Indicative of this country's uneven response to COVID-19 was California's about-face this week. Governor Gavin Newsom ordered indoor businesses to close again. He probably should just reinstitute the strict stay-at-home order he issued back in March. This virus is incredibly effective at transmission — and deadly. Trump's bluster earlier this year that it would burn out by summer has proved false; if anything, it's worsening, especially in Sun Belt states like Arizona, and Texas and Florida in the South.
On a hopeful note, according to a survey reported by NBC News Monday, Americans trust Fauci on COVID-19 overwhelmingly — 67% to 26% for Trump. And, as the New York Times reported, Trump is probably stuck with Fauci, a career civil servant who cannot just be fired via tweet like so many of the president's former cabinet secretaries and other advisers.

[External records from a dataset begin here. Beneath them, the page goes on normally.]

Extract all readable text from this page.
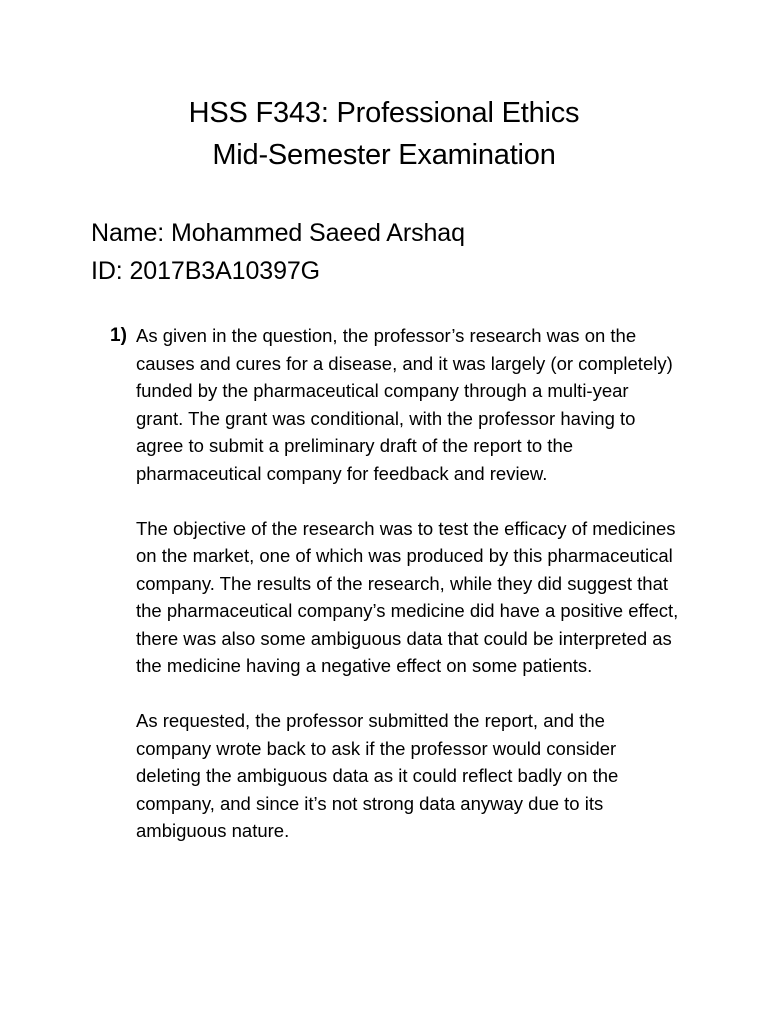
HSS F343: Professional Ethics

Mid-Semester Examination

Name: Mohammed Saeed Arshaq

ID: 2017B3A10397G

1) As given in the question, the professor’s research was on the causes and cures for a disease, and it was largely (or completely) funded by the pharmaceutical company through a multi-year grant. The grant was conditional, with the professor having to agree to submit a preliminary draft of the report to the pharmaceutical company for feedback and review.

The objective of the research was to test the efficacy of medicines on the market, one of which was produced by this pharmaceutical company. The results of the research, while they did suggest that the pharmaceutical company’s medicine did have a positive effect, there was also some ambiguous data that could be interpreted as the medicine having a negative effect on some patients.

As requested, the professor submitted the report, and the company wrote back to ask if the professor would consider deleting the ambiguous data as it could reflect badly on the company, and since it’s not strong data anyway due to its ambiguous nature.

The contention that many people in San Francisco have already had the virus and are "done with it" underscores the seriousness of gaining control of the situation. Mayor London Breed herself was recently exposed to an infected person — she tested negative — and she changed course to pause business reopenings that had been planned for this week. The virus is not going away, so Breed and other officials have held virtual public meetings in recent days to inform people of the data points they are using to determine when it will be safe to reopen. And doctors are just realizing that they don't yet know how long antibodies will last in a person who has had coronavirus, raising questions about long-term immunity. The actor Tom Hanks, who along with his wife, Rita Wilson, had COVID in March, said in an NBC interview last week that the antibodies he developed are fading, leaving him at risk for reinfection.
People are becoming inured to the demands of staying healthy. If anyone thinks rising case numbers don't impact them, they are wrong. This is a choice between life and death and Americans need to hear from Fauci.